Langkah 3: Pertimbangkan Faktor Operasional
| Faktor | Dampak pada Pemilihan |
|---|---|
| Siklus Tugas | >10 start/jam memerlukan AC-7b bahkan untuk motor “ringan” |
| Suhu Sekitar | >40°C memerlukan penurunan rating (biasanya 0.9× per 10°C) |
| Ketinggian | >2000m memerlukan penurunan rating (0.95× per 1000m) |
| Tegangan Koil | Cocokkan tegangan sirkuit kontrol; gunakan koil DC untuk kekebalan terhadap noise |
| Kontak Bantu | Pastikan kontak NO/NC yang cukup untuk interlocking |
Pelajari lebih lanjut tentang pemilihan kontaktor modular

Kesalahan Umum dan Cara Menghindarinya
Kesalahan #1: Mengasumsikan “Amperage Lebih Tinggi = Lebih Baik”

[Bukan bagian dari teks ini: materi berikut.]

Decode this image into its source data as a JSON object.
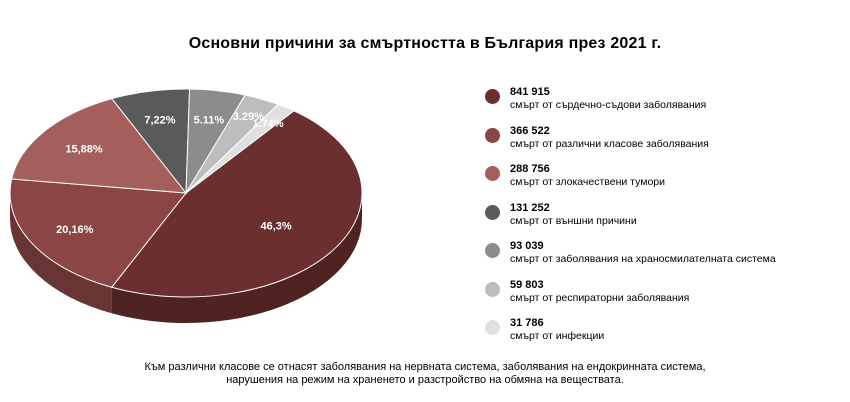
{
  "chart_data": {
    "type": "pie",
    "title": "Основни причини за смъртността в България през 2021 г.",
    "slices": [
      {
        "percent_label": "46,3%",
        "value": 841915,
        "label": "смърт от сърдечно-съдови заболявания",
        "value_label": "841 915",
        "color": "#6b2f2f"
      },
      {
        "percent_label": "20,16%",
        "value": 366522,
        "label": "смърт от различни класове заболявания",
        "value_label": "366 522",
        "color": "#8b4545"
      },
      {
        "percent_label": "15,88%",
        "value": 288756,
        "label": "смърт от злокачествени тумори",
        "value_label": "288 756",
        "color": "#a45f5c"
      },
      {
        "percent_label": "7,22%",
        "value": 131252,
        "label": "смърт от външни причини",
        "value_label": "131 252",
        "color": "#5a5a5a"
      },
      {
        "percent_label": "5.11%",
        "value": 93039,
        "label": "смърт от заболявания на храносмилателната система",
        "value_label": "93 039",
        "color": "#8c8c8c"
      },
      {
        "percent_label": "3.29%",
        "value": 59803,
        "label": "смърт от респираторни заболявания",
        "value_label": "59 803",
        "color": "#bdbdbd"
      },
      {
        "percent_label": "1.74%",
        "value": 31786,
        "label": "смърт от инфекции",
        "value_label": "31 786",
        "color": "#e0e0e0"
      }
    ],
    "legend_position": "right"
  },
  "footnote": {
    "line1": "Към различни класове се отнасят заболявания на нервната система, заболявания на ендокринната система,",
    "line2": "нарушения на режим на храненето и разстройство на обмяна на веществата."
  }
}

Salah: “Saya akan menggunakan kontaktor AC-7a 63A untuk motor 10A—kapasitas lebih berarti lebih aman.”
Benar: Kontaktor AC-7b 25A adalah pilihan yang tepat. AC-7a tidak memiliki material kontak dan penekan busur yang dibutuhkan untuk motor mulai, terlepas dari rating arus.
Kesalahan #2: Mengabaikan Penurunan Rating untuk Beban Campuran
Saat mengendalikan baik beban resistif maupun motor pada kontaktor yang sama (misalnya, pemanas + kipas), selalu gunakan rating AC-7b. Komponen induktif mendominasi mekanisme kegagalan.
Contoh: Pemanas kamar mandi dengan elemen pemanas 2kW (8.7A) dan motor kipas 50W (0.2A). Total arus: 8.9A.
- Salah: Kontaktor AC-7a 16A (diberi rating untuk beban resistif)
- Benar: Kontaktor AC-7b 16A (diturunkan ratingnya untuk komponen motor)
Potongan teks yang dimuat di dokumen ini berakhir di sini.